Found-footage comedy VHYes is less fun than the late-night TV it’s spoofing
Anyone who’s ever plummeted down the rabbit hole of after-hours television knows there’s a goldmine of unintentional comedy waiting at the bottom. But it’s not as easy as Adult Swim makes it look, clowning on this twilight zone of programming. The challenge is that some of the funniest things you might stumble upon in the wee hours of the night/morning—infomercials, public-access talk shows, grade-Z movies—already sort of function as parodies of themselves, to the point where adding an overtly comedic spin can feel like overkill, neutralizing the pleasures with too many winks and nudges. There’s certainly an excess of self-awareness in VHYes, a funky new found-footage comedy that devotes long stretches of its skimpy running time to spoofing insomniac-courting content, specifically of the late 1980s. Director and cowriter Jack Henry Robbins gets some of the sonic-visual language right—the font choices, for example, are mostly perfect. But he also gilds the lily a little too often, punching up his tributes with ostentatious appearances by comedy ringers and absurdist punchlines. It’s a bit like putting a hat on a hat.
Robbins’ nostalgia extends past the weirder graveyard-shift time slot fillers of the late Reagan years, to one of their burgeoning technologies. As its title teases, VHYes is also a tribute to VHS—namely, to the moment when access to commercial camcorders turned the whole country into amateur documentarians and exhibitionists. Set over the week between Christmas and New Year’s of 1987, and mostly shot on its eponymous format (there’s some Betamax, too), the film adopts the narrative framework of a video diary. Twelve-year-old Ralph (Mason McNulty) uses the new family camera both to capture his own adolescent hijinks and to record some of the stuff he finds on television. Very early on, we learn that the tape he’s using is, whoops, his parents’ wedding video; as in Cloverfield, there are little blips of romantic bliss spliced throughout. These turn increasingly bittersweet as it becomes clear, through Ralph’s footage, that his mom and dad are growing apart, their marriage collapsing on the periphery of the frame.

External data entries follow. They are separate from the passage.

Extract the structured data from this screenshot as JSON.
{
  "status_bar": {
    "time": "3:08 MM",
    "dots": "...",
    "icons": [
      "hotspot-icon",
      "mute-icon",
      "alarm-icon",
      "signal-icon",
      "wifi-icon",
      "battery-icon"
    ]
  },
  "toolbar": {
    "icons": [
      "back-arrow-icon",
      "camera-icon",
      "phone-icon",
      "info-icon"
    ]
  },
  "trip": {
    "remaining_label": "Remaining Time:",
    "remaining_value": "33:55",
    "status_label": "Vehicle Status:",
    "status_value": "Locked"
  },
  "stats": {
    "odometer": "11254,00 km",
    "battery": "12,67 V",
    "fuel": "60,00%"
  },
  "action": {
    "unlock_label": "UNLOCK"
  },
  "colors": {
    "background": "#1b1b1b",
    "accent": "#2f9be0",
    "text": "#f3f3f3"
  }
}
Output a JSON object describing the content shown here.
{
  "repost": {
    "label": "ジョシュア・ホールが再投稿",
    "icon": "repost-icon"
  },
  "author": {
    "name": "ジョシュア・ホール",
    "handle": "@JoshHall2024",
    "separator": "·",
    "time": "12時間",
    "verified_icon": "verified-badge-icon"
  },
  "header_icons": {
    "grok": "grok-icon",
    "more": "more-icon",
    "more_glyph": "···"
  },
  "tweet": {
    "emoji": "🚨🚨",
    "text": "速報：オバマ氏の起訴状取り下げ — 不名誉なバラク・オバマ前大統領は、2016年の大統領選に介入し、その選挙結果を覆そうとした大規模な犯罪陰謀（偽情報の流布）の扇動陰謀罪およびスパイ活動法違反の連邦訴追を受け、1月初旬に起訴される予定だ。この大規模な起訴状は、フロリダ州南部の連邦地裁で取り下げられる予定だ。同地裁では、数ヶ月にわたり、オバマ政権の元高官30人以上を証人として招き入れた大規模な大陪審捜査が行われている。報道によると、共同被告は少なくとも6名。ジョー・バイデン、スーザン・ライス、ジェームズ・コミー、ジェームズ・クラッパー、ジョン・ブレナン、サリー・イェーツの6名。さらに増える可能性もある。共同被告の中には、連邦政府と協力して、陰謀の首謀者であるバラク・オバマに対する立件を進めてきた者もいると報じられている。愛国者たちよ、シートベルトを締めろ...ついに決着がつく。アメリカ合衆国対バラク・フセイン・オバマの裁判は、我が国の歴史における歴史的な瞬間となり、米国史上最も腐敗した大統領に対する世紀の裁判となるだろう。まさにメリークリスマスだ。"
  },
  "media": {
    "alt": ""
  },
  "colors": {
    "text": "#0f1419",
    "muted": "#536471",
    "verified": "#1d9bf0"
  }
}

Although this storyline provides VHYes with some bare-bones pathos, most of the movie is, again, made up snippets of fake TV, from an amusingly violent commercial for a home-security system to the kind of zero-budget basement music-buff showcase that SNL lampooned with Wayne’s World. There is, in general, a sketch-TV quality to the project, which grew out of a pair of unrelated short films—one an outrageously phony porno, the other a Bob Ross-style painting show, both included and expanded here. Some of the styles of programming are more convincingly replicated than others, and as with most omnibus comedy, mileage may vary on the actual jokes: To these eyes, Thomas Lennon as a slimeball QVC host making barely coded sales pitches to drug dealers is pretty funny, while the aforementioned softcore spoof overplays the bad acting of erotica— a prime example of the film exaggerating something that didn’t require exaggeration. Meanwhile, some of the target demo of ’80s-era pop culture archivists may balk at the anachronisms, like an Antiques Roadshow parody a full decade ahead of schedule and a string of f-bombs that never would have made it to air. Also, what’s with stopping the movie cold to let Weyes Blood, who wasn’t even alive in ’87, perform an entire song?
Robbins, son of Tim Robbins and Susan Sarandon (both cameo, naturally), does have a message to shoehorn in: He sees the dawn of the VHS heyday as the first glimmer of our current age of “tape narcissism,” portending an era that’s already arrived, a dark present-future when the “real world will exist to be filmed.” Is that a valuable counterbalance to his retro fetish or just a hypocritically didactic point to make in a comedy built on nostalgia for a childhood spent behind and in front of the lens? Either way, the real problem with VHYes may be that its two modes don’t work well together. There’s a modest, sweet film here about a boy starting to process his parents’ impending divorce while just goofing off with some new tech; never is the movie more charming than when simply presenting the mundane subjects of his filmmaking curiosities: a spider web, a watermelon feebly smashed, a firework lit but unsuccessfully caught on tape. (One of Robbins’ better running jokes is Ralph’s failure to know when the camera is on or off.) Unfortunately, this handheld coming-of-age story is frequently interrupted by variably convincing stretches of channel surfing, as though someone recorded over much of the former with the latter. And even with pros like Charlyne Yi and Kerri Kenney lending their deadpan chops, real weird TV is funnier. Weirder, too.